A Dimensionality Reduction Method for Finding Least Favorable Priors with a Focus on Bregman Divergence
This work addresses a computational bottleneck in statistical estimation for researchers, but it is incremental as it builds on existing Bayesian and minimax frameworks.
The paper tackles the challenge of finding least favorable priors for minimax estimation by developing a dimensionality reduction method that moves the optimization from an infinite-dimensional space to a finite-dimensional one, enabling the use of algorithms like projected gradient ascent, with a focus on Bregman divergence loss functions.

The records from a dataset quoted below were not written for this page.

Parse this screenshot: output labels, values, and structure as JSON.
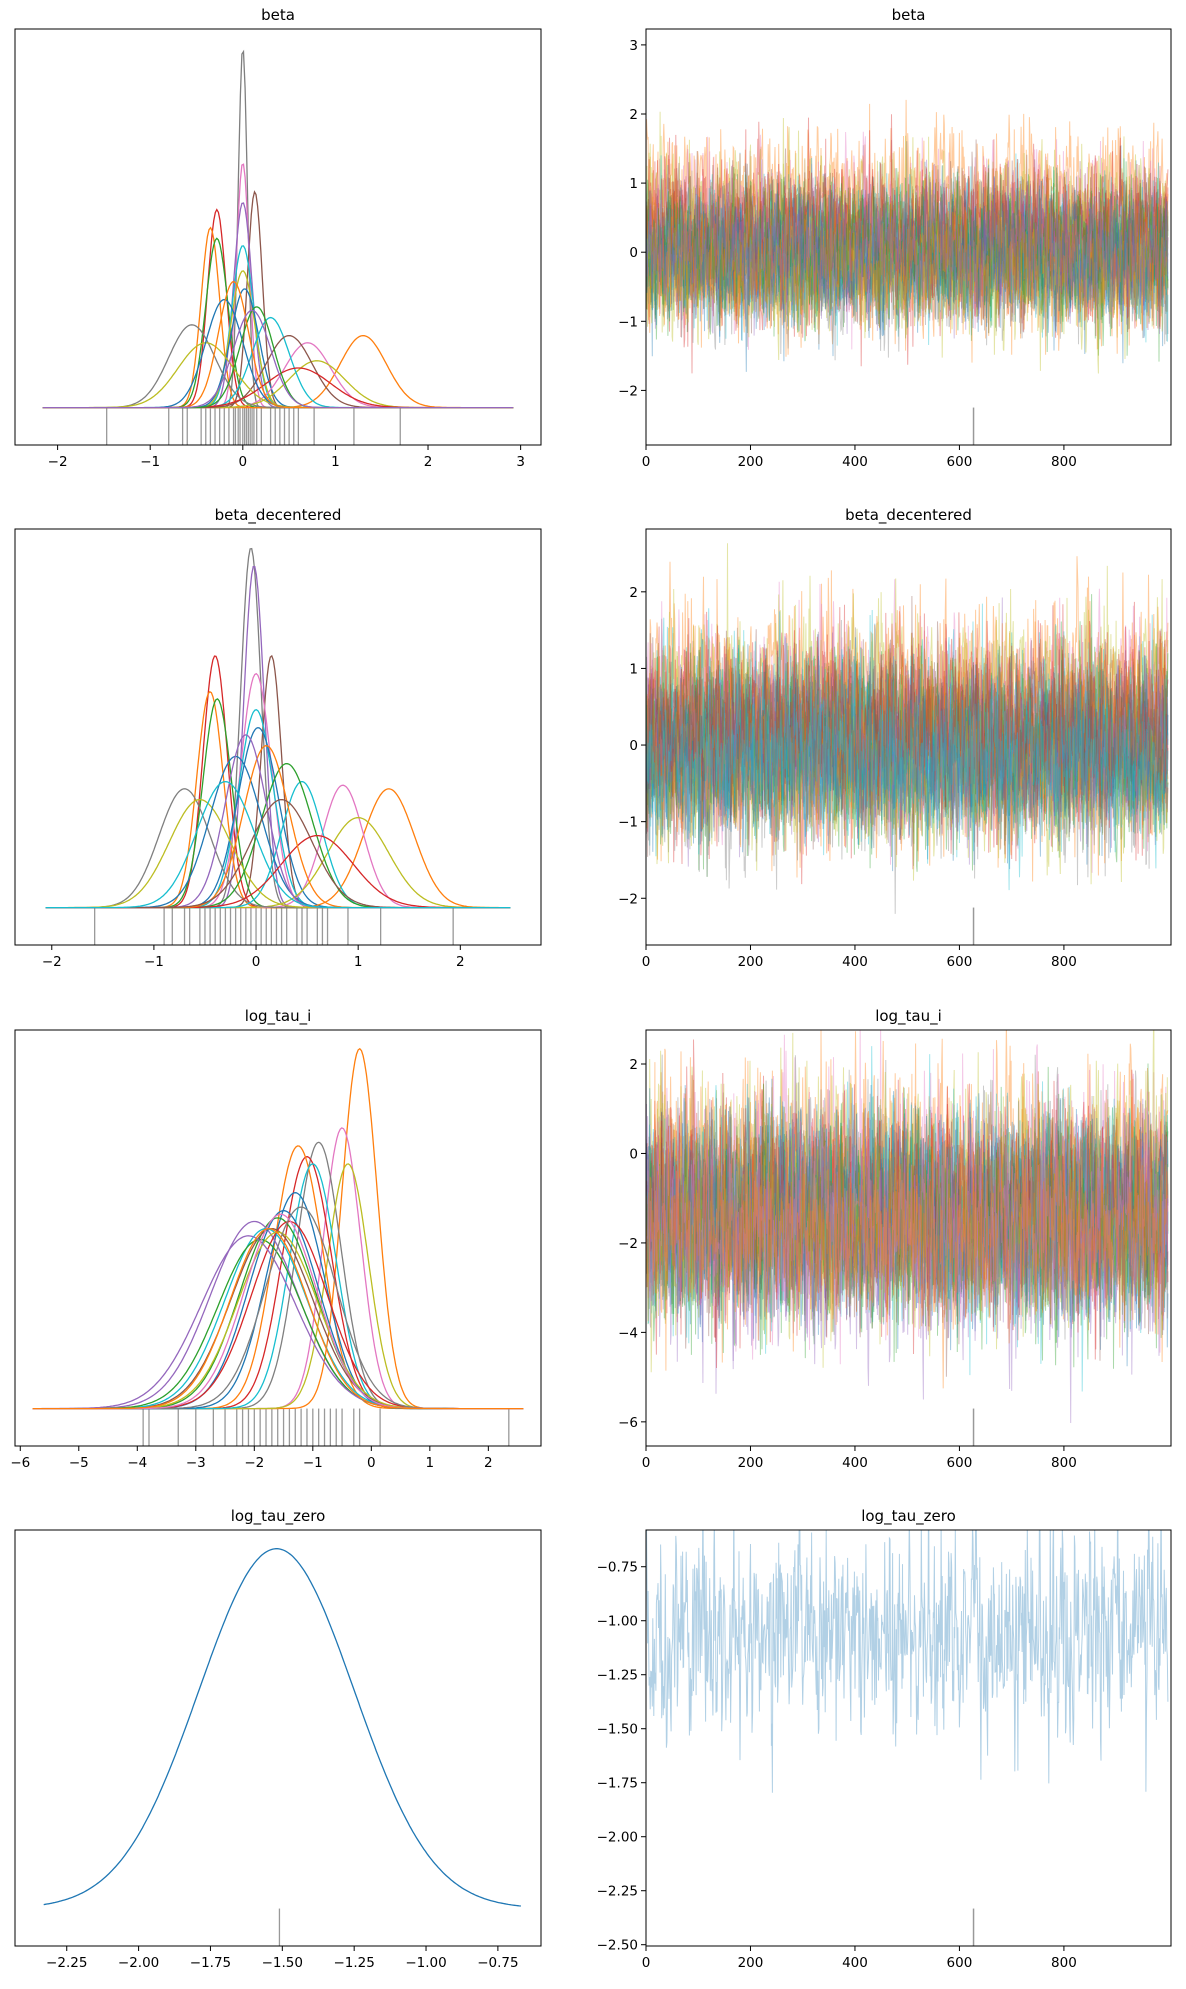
{
  "palette": [
    "#1f77b4",
    "#ff7f0e",
    "#2ca02c",
    "#d62728",
    "#9467bd",
    "#8c564b",
    "#e377c2",
    "#7f7f7f",
    "#bcbd22",
    "#17becf"
  ],
  "divergence_color": "#999999",
  "chart_data": [
    {
      "type": "line",
      "kind": "kde",
      "title": "beta",
      "row": 0,
      "xlim": [
        -2.46,
        3.22
      ],
      "xticks": [
        -2,
        -1,
        0,
        1,
        2,
        3
      ],
      "xticklabels": [
        "−2",
        "−1",
        "0",
        "1",
        "2",
        "3"
      ],
      "series": [
        {
          "mu": 0,
          "s": 0.05,
          "h": 1.0,
          "c": 7
        },
        {
          "mu": 0,
          "s": 0.07,
          "h": 0.68,
          "c": 6
        },
        {
          "mu": 0.13,
          "s": 0.08,
          "h": 0.6,
          "c": 5
        },
        {
          "mu": -0.28,
          "s": 0.1,
          "h": 0.55,
          "c": 3
        },
        {
          "mu": -0.35,
          "s": 0.1,
          "h": 0.5,
          "c": 1
        },
        {
          "mu": -0.28,
          "s": 0.12,
          "h": 0.47,
          "c": 2
        },
        {
          "mu": 0,
          "s": 0.1,
          "h": 0.57,
          "c": 4
        },
        {
          "mu": 0,
          "s": 0.12,
          "h": 0.45,
          "c": 9
        },
        {
          "mu": 0,
          "s": 0.13,
          "h": 0.38,
          "c": 8
        },
        {
          "mu": 0.02,
          "s": 0.15,
          "h": 0.33,
          "c": 0
        },
        {
          "mu": 1.3,
          "s": 0.25,
          "h": 0.2,
          "c": 1
        },
        {
          "mu": 0.7,
          "s": 0.25,
          "h": 0.18,
          "c": 6
        },
        {
          "mu": 0.8,
          "s": 0.3,
          "h": 0.13,
          "c": 8
        },
        {
          "mu": -0.55,
          "s": 0.25,
          "h": 0.23,
          "c": 7
        },
        {
          "mu": 0.3,
          "s": 0.2,
          "h": 0.25,
          "c": 9
        },
        {
          "mu": 0.5,
          "s": 0.25,
          "h": 0.2,
          "c": 5
        },
        {
          "mu": -0.4,
          "s": 0.3,
          "h": 0.18,
          "c": 8
        },
        {
          "mu": 0.6,
          "s": 0.35,
          "h": 0.11,
          "c": 3
        },
        {
          "mu": -0.2,
          "s": 0.2,
          "h": 0.3,
          "c": 0
        },
        {
          "mu": 0.15,
          "s": 0.18,
          "h": 0.28,
          "c": 2
        },
        {
          "mu": -0.1,
          "s": 0.16,
          "h": 0.35,
          "c": 1
        },
        {
          "mu": 0.1,
          "s": 0.2,
          "h": 0.27,
          "c": 4
        }
      ],
      "rug": [
        -1.47,
        -0.8,
        -0.65,
        -0.6,
        -0.45,
        -0.4,
        -0.35,
        -0.3,
        -0.25,
        -0.2,
        -0.15,
        -0.1,
        -0.08,
        -0.05,
        -0.03,
        0,
        0.02,
        0.04,
        0.06,
        0.08,
        0.1,
        0.12,
        0.15,
        0.2,
        0.3,
        0.35,
        0.4,
        0.45,
        0.5,
        0.55,
        0.6,
        0.77,
        1.2,
        1.7
      ]
    },
    {
      "type": "line",
      "kind": "trace",
      "title": "beta",
      "row": 0,
      "xlim": [
        0,
        1005
      ],
      "ylim": [
        -2.79,
        3.23
      ],
      "xticks": [
        0,
        200,
        400,
        600,
        800
      ],
      "xticklabels": [
        "0",
        "200",
        "400",
        "600",
        "800"
      ],
      "yticks": [
        -2,
        -1,
        0,
        1,
        2,
        3
      ],
      "yticklabels": [
        "−2",
        "−1",
        "0",
        "1",
        "2",
        "3"
      ],
      "draws": 1000,
      "trace_sd": 0.45,
      "trace_of": 0,
      "divergences": [
        627
      ]
    },
    {
      "type": "line",
      "kind": "kde",
      "title": "beta_decentered",
      "row": 1,
      "xlim": [
        -2.36,
        2.79
      ],
      "xticks": [
        -2,
        -1,
        0,
        1,
        2
      ],
      "xticklabels": [
        "−2",
        "−1",
        "0",
        "1",
        "2"
      ],
      "series": [
        {
          "mu": -0.05,
          "s": 0.1,
          "h": 1.0,
          "c": 7
        },
        {
          "mu": -0.02,
          "s": 0.1,
          "h": 0.95,
          "c": 4
        },
        {
          "mu": 0.15,
          "s": 0.1,
          "h": 0.7,
          "c": 5
        },
        {
          "mu": -0.4,
          "s": 0.12,
          "h": 0.7,
          "c": 3
        },
        {
          "mu": -0.45,
          "s": 0.13,
          "h": 0.6,
          "c": 1
        },
        {
          "mu": -0.38,
          "s": 0.14,
          "h": 0.58,
          "c": 2
        },
        {
          "mu": 0,
          "s": 0.15,
          "h": 0.65,
          "c": 6
        },
        {
          "mu": 0,
          "s": 0.17,
          "h": 0.55,
          "c": 9
        },
        {
          "mu": 0.02,
          "s": 0.2,
          "h": 0.5,
          "c": 0
        },
        {
          "mu": 1.3,
          "s": 0.25,
          "h": 0.33,
          "c": 1
        },
        {
          "mu": 0.85,
          "s": 0.2,
          "h": 0.34,
          "c": 6
        },
        {
          "mu": 1.0,
          "s": 0.3,
          "h": 0.25,
          "c": 8
        },
        {
          "mu": -0.7,
          "s": 0.25,
          "h": 0.33,
          "c": 7
        },
        {
          "mu": 0.45,
          "s": 0.2,
          "h": 0.35,
          "c": 9
        },
        {
          "mu": -0.55,
          "s": 0.3,
          "h": 0.3,
          "c": 8
        },
        {
          "mu": 0.3,
          "s": 0.25,
          "h": 0.4,
          "c": 2
        },
        {
          "mu": -0.2,
          "s": 0.25,
          "h": 0.42,
          "c": 0
        },
        {
          "mu": 0.6,
          "s": 0.35,
          "h": 0.2,
          "c": 3
        },
        {
          "mu": 0.1,
          "s": 0.22,
          "h": 0.45,
          "c": 1
        },
        {
          "mu": -0.1,
          "s": 0.2,
          "h": 0.48,
          "c": 4
        },
        {
          "mu": 0.25,
          "s": 0.3,
          "h": 0.3,
          "c": 5
        },
        {
          "mu": -0.3,
          "s": 0.28,
          "h": 0.35,
          "c": 9
        }
      ],
      "rug": [
        -1.58,
        -0.9,
        -0.82,
        -0.7,
        -0.65,
        -0.55,
        -0.5,
        -0.45,
        -0.4,
        -0.35,
        -0.3,
        -0.25,
        -0.2,
        -0.15,
        -0.1,
        -0.05,
        0,
        0.05,
        0.1,
        0.15,
        0.2,
        0.25,
        0.3,
        0.4,
        0.45,
        0.5,
        0.6,
        0.65,
        0.7,
        0.9,
        1.22,
        1.93
      ]
    },
    {
      "type": "line",
      "kind": "trace",
      "title": "beta_decentered",
      "row": 1,
      "xlim": [
        0,
        1005
      ],
      "ylim": [
        -2.61,
        2.82
      ],
      "xticks": [
        0,
        200,
        400,
        600,
        800
      ],
      "xticklabels": [
        "0",
        "200",
        "400",
        "600",
        "800"
      ],
      "yticks": [
        -2,
        -1,
        0,
        1,
        2
      ],
      "yticklabels": [
        "−2",
        "−1",
        "0",
        "1",
        "2"
      ],
      "draws": 1000,
      "trace_sd": 0.5,
      "trace_of": 2,
      "divergences": [
        627
      ]
    },
    {
      "type": "line",
      "kind": "kde",
      "title": "log_tau_i",
      "row": 2,
      "xlim": [
        -6.09,
        2.9
      ],
      "xticks": [
        -6,
        -5,
        -4,
        -3,
        -2,
        -1,
        0,
        1,
        2
      ],
      "xticklabels": [
        "−6",
        "−5",
        "−4",
        "−3",
        "−2",
        "−1",
        "0",
        "1",
        "2"
      ],
      "series": [
        {
          "mu": -0.2,
          "s": 0.3,
          "h": 1.0,
          "c": 1
        },
        {
          "mu": -0.5,
          "s": 0.32,
          "h": 0.78,
          "c": 6
        },
        {
          "mu": -0.9,
          "s": 0.38,
          "h": 0.74,
          "c": 7
        },
        {
          "mu": -0.4,
          "s": 0.35,
          "h": 0.68,
          "c": 8
        },
        {
          "mu": -1.1,
          "s": 0.42,
          "h": 0.7,
          "c": 3
        },
        {
          "mu": -1.25,
          "s": 0.42,
          "h": 0.73,
          "c": 1
        },
        {
          "mu": -1.0,
          "s": 0.4,
          "h": 0.68,
          "c": 9
        },
        {
          "mu": -1.3,
          "s": 0.5,
          "h": 0.6,
          "c": 0
        },
        {
          "mu": -1.6,
          "s": 0.65,
          "h": 0.53,
          "c": 2
        },
        {
          "mu": -2.0,
          "s": 0.75,
          "h": 0.52,
          "c": 4
        },
        {
          "mu": -1.7,
          "s": 0.7,
          "h": 0.5,
          "c": 5
        },
        {
          "mu": -1.5,
          "s": 0.6,
          "h": 0.55,
          "c": 0
        },
        {
          "mu": -1.8,
          "s": 0.7,
          "h": 0.5,
          "c": 9
        },
        {
          "mu": -1.4,
          "s": 0.65,
          "h": 0.52,
          "c": 3
        },
        {
          "mu": -1.9,
          "s": 0.72,
          "h": 0.47,
          "c": 2
        },
        {
          "mu": -1.6,
          "s": 0.68,
          "h": 0.49,
          "c": 8
        },
        {
          "mu": -2.1,
          "s": 0.8,
          "h": 0.48,
          "c": 4
        },
        {
          "mu": -1.2,
          "s": 0.6,
          "h": 0.56,
          "c": 7
        },
        {
          "mu": -1.55,
          "s": 0.62,
          "h": 0.54,
          "c": 6
        },
        {
          "mu": -1.75,
          "s": 0.66,
          "h": 0.5,
          "c": 1
        }
      ],
      "rug": [
        -3.9,
        -3.8,
        -3.3,
        -3.0,
        -2.7,
        -2.5,
        -2.3,
        -2.2,
        -2.1,
        -2.0,
        -1.9,
        -1.8,
        -1.7,
        -1.6,
        -1.5,
        -1.4,
        -1.3,
        -1.2,
        -1.1,
        -1.0,
        -0.9,
        -0.8,
        -0.7,
        -0.6,
        -0.5,
        -0.3,
        -0.2,
        0.15,
        2.35
      ]
    },
    {
      "type": "line",
      "kind": "trace",
      "title": "log_tau_i",
      "row": 2,
      "xlim": [
        0,
        1005
      ],
      "ylim": [
        -6.54,
        2.76
      ],
      "xticks": [
        0,
        200,
        400,
        600,
        800
      ],
      "xticklabels": [
        "0",
        "200",
        "400",
        "600",
        "800"
      ],
      "yticks": [
        -6,
        -4,
        -2,
        0,
        2
      ],
      "yticklabels": [
        "−6",
        "−4",
        "−2",
        "0",
        "2"
      ],
      "draws": 1000,
      "trace_sd": 1.05,
      "trace_of": 4,
      "divergences": [
        627
      ]
    },
    {
      "type": "line",
      "kind": "kde",
      "title": "log_tau_zero",
      "row": 3,
      "xlim": [
        -2.43,
        -0.6
      ],
      "xticks": [
        -2.25,
        -2.0,
        -1.75,
        -1.5,
        -1.25,
        -1.0,
        -0.75
      ],
      "xticklabels": [
        "−2.25",
        "−2.00",
        "−1.75",
        "−1.50",
        "−1.25",
        "−1.00",
        "−0.75"
      ],
      "range": [
        -2.33,
        -0.67
      ],
      "series": [
        {
          "mu": -1.52,
          "s": 0.27,
          "h": 1.0,
          "c": 0
        }
      ],
      "rug": [
        -1.51
      ]
    },
    {
      "type": "line",
      "kind": "trace",
      "title": "log_tau_zero",
      "row": 3,
      "xlim": [
        0,
        1005
      ],
      "ylim": [
        -2.506,
        -0.58
      ],
      "xticks": [
        0,
        200,
        400,
        600,
        800
      ],
      "xticklabels": [
        "0",
        "200",
        "400",
        "600",
        "800"
      ],
      "yticks": [
        -2.5,
        -2.25,
        -2.0,
        -1.75,
        -1.5,
        -1.25,
        -1.0,
        -0.75
      ],
      "yticklabels": [
        "−2.50",
        "−2.25",
        "−2.00",
        "−1.75",
        "−1.50",
        "−1.25",
        "−1.00",
        "−0.75"
      ],
      "draws": 1000,
      "trace_sd": 0.25,
      "trace_of": 6,
      "divergences": [
        627
      ]
    }
  ]
}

A common way of characterizing minimax estimators in point estimation is by moving the problem into the Bayesian estimation domain and finding a least favorable prior distribution. The Bayesian estimator induced by a least favorable prior, under mild conditions, is then known to be minimax. However, finding least favorable distributions can be challenging due to inherent optimization over the space of probability distributions, which is infinite-dimensional. This paper develops a dimensionality reduction method that allows us to move the optimization to a finite-dimensional setting with an explicit bound on the dimension. The benefit of this dimensionality reduction is that it permits the use of popular algorithms such as projected gradient ascent to find least favorable priors. Throughout the paper, in order to make progress on the problem, we restrict ourselves to Bayesian risks induced by a relatively large class of loss functions, namely Bregman divergences.